3 The narrative of the life of Bayard, by his secretary, writing under the name of "Le Loyal Serviteur" (1527), is admirable for its clearness, grace, and simplicity.

With a peculiar gift for narrative, the French have been long pre-eminent as writers of memoirs, and already in the sixteenth century such personal recitals are numerous. The wars of François I. and of Henri II. gave abundant scope for the display of individual enterprise and energy; the civil wars breathed into the deeds of men an intensity of passion; the actors had much to tell, and a motive for telling it each in his own interest.
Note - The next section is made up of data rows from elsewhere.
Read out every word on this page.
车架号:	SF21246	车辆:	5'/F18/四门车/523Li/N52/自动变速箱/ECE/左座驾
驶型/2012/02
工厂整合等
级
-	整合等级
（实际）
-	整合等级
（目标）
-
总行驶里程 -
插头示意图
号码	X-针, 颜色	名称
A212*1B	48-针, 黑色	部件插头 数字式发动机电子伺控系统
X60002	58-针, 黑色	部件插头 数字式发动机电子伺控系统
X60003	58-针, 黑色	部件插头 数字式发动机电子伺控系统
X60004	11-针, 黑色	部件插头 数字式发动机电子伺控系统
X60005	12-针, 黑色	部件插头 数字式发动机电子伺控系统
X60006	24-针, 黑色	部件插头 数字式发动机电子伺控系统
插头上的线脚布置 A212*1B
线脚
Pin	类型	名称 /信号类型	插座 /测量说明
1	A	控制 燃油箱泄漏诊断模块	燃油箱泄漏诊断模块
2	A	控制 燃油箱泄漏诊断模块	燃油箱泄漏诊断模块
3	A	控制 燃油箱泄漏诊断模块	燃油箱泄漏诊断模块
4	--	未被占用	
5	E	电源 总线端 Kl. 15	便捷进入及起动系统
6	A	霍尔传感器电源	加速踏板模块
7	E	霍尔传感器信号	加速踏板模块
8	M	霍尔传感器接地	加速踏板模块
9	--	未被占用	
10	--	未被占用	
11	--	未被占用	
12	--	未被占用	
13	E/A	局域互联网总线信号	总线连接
The Commentaires of BLAISE DE MONLUC (1502-77) are said to have been named by Henri IV. "the soldier's Bible"; the Bible is one which does not always inculcate mercy or peace. Monluc, a Gascon of honourable birth and a soldier of fortune, had the instinct of battle in his blood; from a soldier he rose through every rank to be the King's lieutenant of Guyenne and a Marshal of France; during fifty years he fought, as a daring captain rather than as a great general, amorous of danger, and at length, terribly disfigured by wounds, he sat down, not to rest, but to wield his pen as if it were a sword of steel. His Commentaires were meant to be a manual for hardy combatants, and what model could he set before the young aspirant so animating as himself? In his earlier wars against the foreign foes of his country, Monluc was indeed a model of military prowess; the civil wars added cruelty to his courage; after a fashion he was religious, and a short shrift and a cord were good enough for heretics and adversaries of his King. An unlettered soldier, Monluc, by virtue of his energy of character and directness of speech, became a most impressive and spirited narrator. His Memoirs close with a sigh for stern and inviolable solitude. Among the Pyrenean rocks he had formerly observed a lonely monastery, in view at once of Spain and France; there it was his wish to end his days.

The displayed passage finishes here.